Question 11.T.1: Let f ∈ L+^0(Ω) and suppose (φn) is a sequence in S+(Ω) such...
Let f ∈ \mathcal{L}_{+}^{0} (Ω) and suppose (\varphi_{n}) is a sequence in \mathcal{S}_{+}(Ω) such that \varphi_{n} \nearrow f. Then
\underset{n→∞}{\lim} \int_{Ω}{\varphi_{n}} dm = \int_{Ω}{f} dm.

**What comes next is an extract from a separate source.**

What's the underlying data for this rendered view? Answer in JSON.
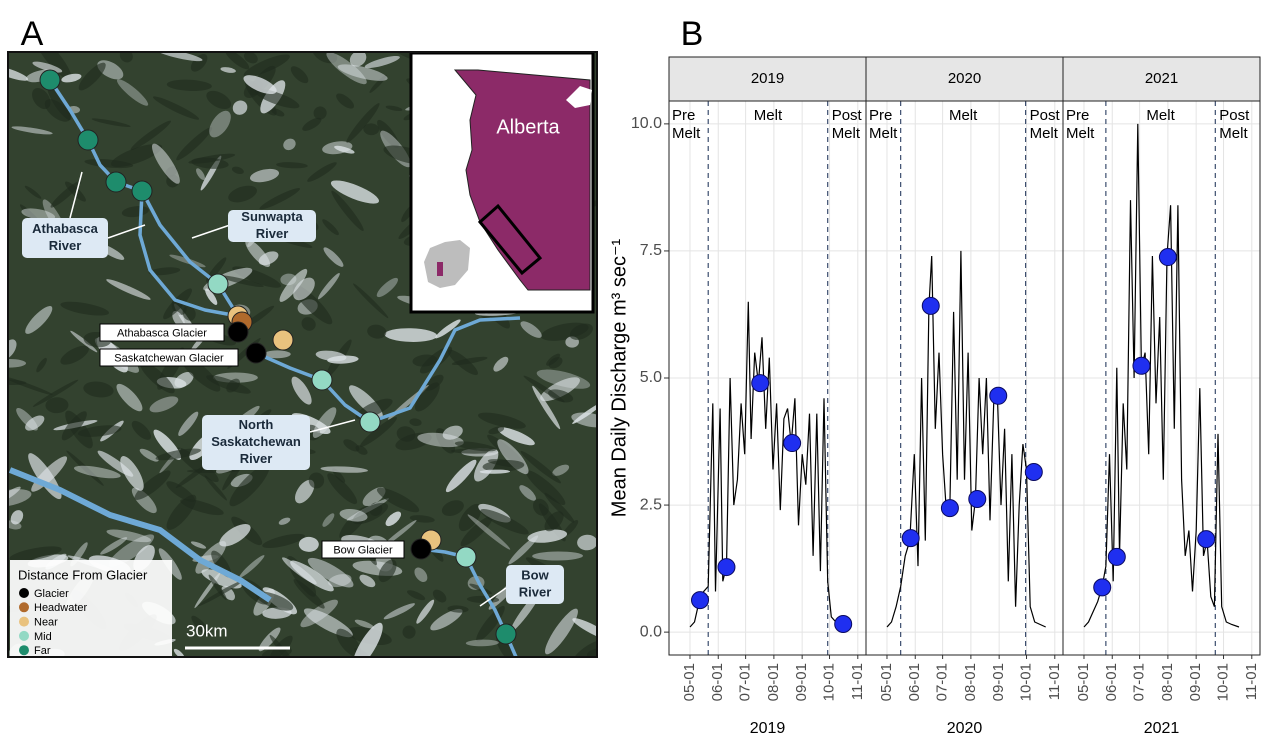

The monotonicity property of the integral over \mathcal{S}_{+} guarantees the existence of the limit. By the definition of \int_{Ω}f dm we have
\underset{n→∞}{\lim} \int_{Ω}{\varphi_{n}} dm ≤ \int_{Ω}{f} dm,
and we have to prove this inequality in the reverse direction. Suppose φ is any function in \mathcal{S}_{+}(Ω) such that φ ≤ f. The sequence (\varphi ∧\varphi_{n}) is then monotonically increasing in \mathcal{S}_{+}(Ω) and converges to φ. Using Lemma 11.2, we conclude that
\int_{Ω}{\varphi} dm = \underset{n→∞}{\lim} \int_{Ω}{(\varphi ∧ \varphi_{n})}dm.
Since \varphi ∧ \varphi_{n} ≤ \varphi_{n},
\int_{Ω}{(\varphi ∧ \varphi_{n})} dm ≤ \int_{Ω}{\varphi_{n}} dm
⇒ \int_{Ω}{\varphi} dm ≤ \underset{n→∞}{\lim} \int_{Ω}{\varphi_{n}} dm. (11.9)
But φ is an arbitrary function in \mathcal{S}_{+}(Ω) which satisfies φ ≤ f , hence, by Definition 11.1 and inequality (11.9), we have
\int_{Ω}{f} dm = \sup \left\{\int_{Ω}{\varphi} dm : \varphi ∈ \mathcal{S}_{+}(Ω), \varphi ≤ f \right\} ≤\underset{n→∞}{\lim} \int_{Ω}{\varphi_{n}} dm..